Linken überzeugen tagtäglich in der Alltagspolitik, so dass ich tief überzeugt bin, dass das Schulsystem in der DDR das beste in der Welt war. Bitte verschont uns vor Sozialismus und Gleichmacherei. Schafft bitte den Postkommunismus ab.
Comment
von jb jb ist gerade offline | 14.7.2009 22:34 Uhr
Sonnabend
Ich bitte Sie - jeden zweiten Sonnabend sind wir zur Schule gegangen. Und das wurde meines Wissens in Berlin (West) in etwa zur selben Zeit abgeschafft wie auch in der DDR...
Comment
von unbekannt | 15.7.2009 8:12 Uhr
@karlixyz
warum haben damals ddr schüler mehr leistung erbracht? weil leistung schlicht und ergreifend a u c h etwas, oder sogar sehr viel, mit disziplin zu tun hat. die ist ja bei uns in einigen schulformen dünn vorhanden.ich mache in jedem fall drei kreuze, denn das thema schule ist nun für uns erledigt. ich habe durch meiene kinder seit 1985 mit berliner schule zu tun und habe soetwas wie ein trauma.
Comment
von moni moni ist gerade offline | 14.7.2009 23:10 Uhr
Bayern ebenfalls ohne Hauptschulen
Bravo, gut Gesprochen kann ich dazu nur sagen.
Comment
von rox rox ist gerade offline | 14.7.2009 19:25 Uhr
Sind wir gut?
Dieser Artikel wurde zu folgender Zeit veröffentlicht: 15.7.2009 0:00 Uhr

Und wir schaffen es, ihn schon Stunden vorher zu kommentieren.
Comment
von moni moni ist gerade offline | 14.7.2009 19:26 Uhr
Arme Kinder
Lernen diese armen Kinder denn nicht schon genug?
Kinder in der heutigen zeit haben doch keine zeit mehr zum Spielen.
Lernen,Lernen,Lernen und nie kriegen die großen genug davon, mich wundert es nicht das die Selbstmord rate bei Kindern und Jugendlichen ansteigt.
Es ist ja nicht nur die Schule auch viele Eltern verlangen zuviel von ihren Kindern und Prügel gibt es für viele Kinder als Dankeschön Richtig?
Comment
von uwemohrmann uwemohrmann ist gerade offline | 14.7.2009 20:04 Uhr
merkwürdig
finde ich an dieser Diskussion schon so einige Kommentare. Es gibt ja nun wohl genug Verteidiger der Änderung, wie z.B. IHK und der Landeselternausschuss.

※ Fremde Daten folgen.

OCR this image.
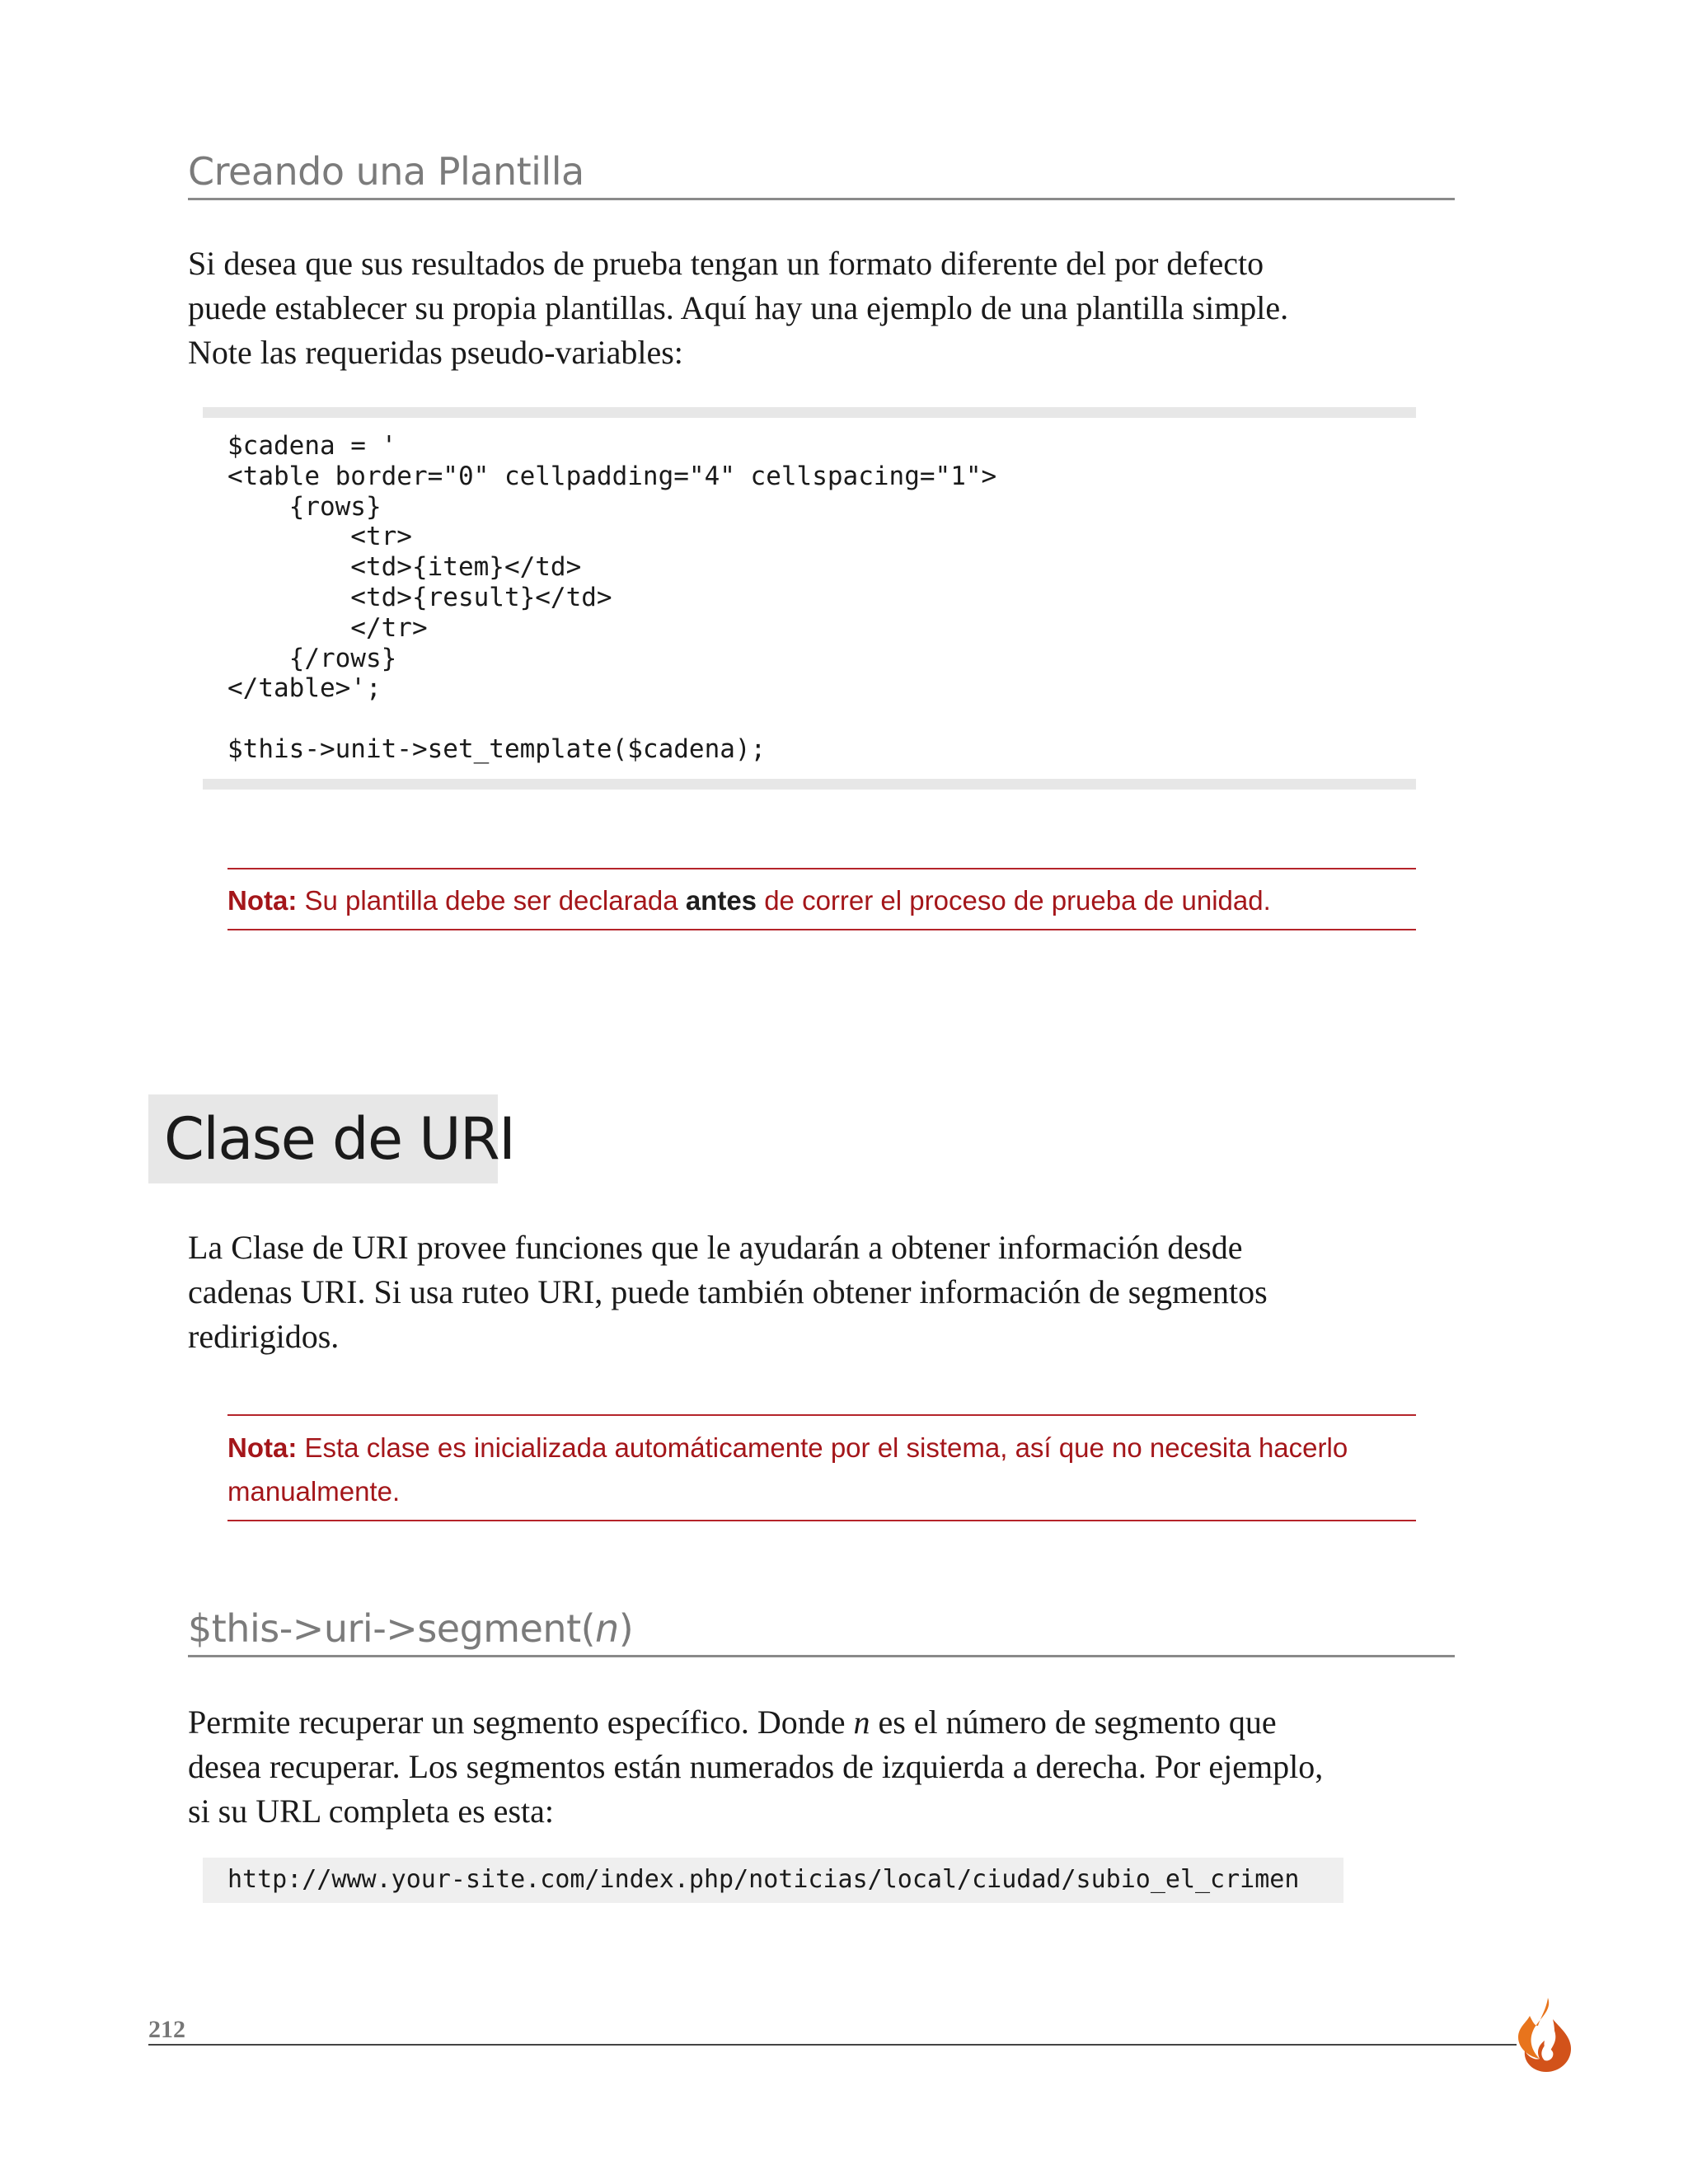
Creando una Plantilla
Si desea que sus resultados de prueba tengan un formato diferente del por defecto
puede establecer su propia plantillas. Aquí hay una ejemplo de una plantilla simple.
Note las requeridas pseudo-variables:
$cadena = '
<table border="0" cellpadding="4" cellspacing="1">
{rows}
<tr>
<td>{item}</td>
<td>{result}</td>
</tr>
{/rows}
</table>';

$this->unit->set_template($cadena);
Nota: Su plantilla debe ser declarada antes de correr el proceso de prueba de unidad.
Clase de URI
La Clase de URI provee funciones que le ayudarán a obtener información desde
cadenas URI. Si usa ruteo URI, puede también obtener información de segmentos
redirigidos.
Nota: Esta clase es inicializada automáticamente por el sistema, así que no necesita hacerlo
manualmente.
$this->uri->segment(n)
Permite recuperar un segmento específico. Donde n es el número de segmento que
desea recuperar. Los segmentos están numerados de izquierda a derecha. Por ejemplo,
si su URL completa es esta:
http://www.your-site.com/index.php/noticias/local/ciudad/subio_el_crimen
212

Scheint also doch wohl eine gute Lösung zu sein.
Comment
von jb jb ist gerade offline | 14.7.2009 22:30 Uhr
Grossartige Logik
Mal wieder intellektuell tiefschürfend, "uns Uwe"! Ich halte, damit Sie folgen können, auf demselben Niveau dagegen: Da die überwältigende Mehrheit aller Bundesländer diese Zusammenlegung nicht praktiziert, muss es wohl eine ganz schlechte Lösung sein...
Comment
von berlinradler berlinradler ist gerade offline | 14.7.2009 20:10 Uhr
Persönliche Perspektive
Die Fachargumente für das neue Schulsystem habe ich nicht verfolgt.

Persönlich muss ich aber sagen, dass ich es gruselig gefunden hätte, mit den Mitschülern aus der Grundschule weiterhin die Schule besuchen zu müssen. Ich kann ja verstehen, dass die "schlechten" Schulen ein Problem für ihre Schüler darstellen. Aber die "schlechten" Schüler stellen nicht selten auch ein Problem für die "guten" Mitschüler dar, schon wegen eines - im besten Falle - oft anstrengenden Sozialverhaltens.
Comment
von unbekannt | 14.7.2009 21:28 Uhr
"guter"- "schlechter" Schüler
Was ist ein "guter"/"schlechter" Schüler? Ist das so wie ein "schlechter"/"guter" Mensch? Typisch deutsche Formulierung zur Klassifizierung bzw. Beurteilung von Schülern! Ist ein Schüler "schlecht"(!), weil er unschuldig Lernprobleme hat? Hat nicht jeder Schüler schlicht das Recht, das zu lernen, was er kann und braucht? Genau in diesen Bezeichnungen zeigt sich Deutschlands Problem mit der Bildung: Wir kümmern uns zu wenig um diejenigen Schüler, die in unserem Auslesesystem versagen. Das hat nichts mit "schlecht"/"gut" zu tun, sondern mit einem schlechten/guten Angebot!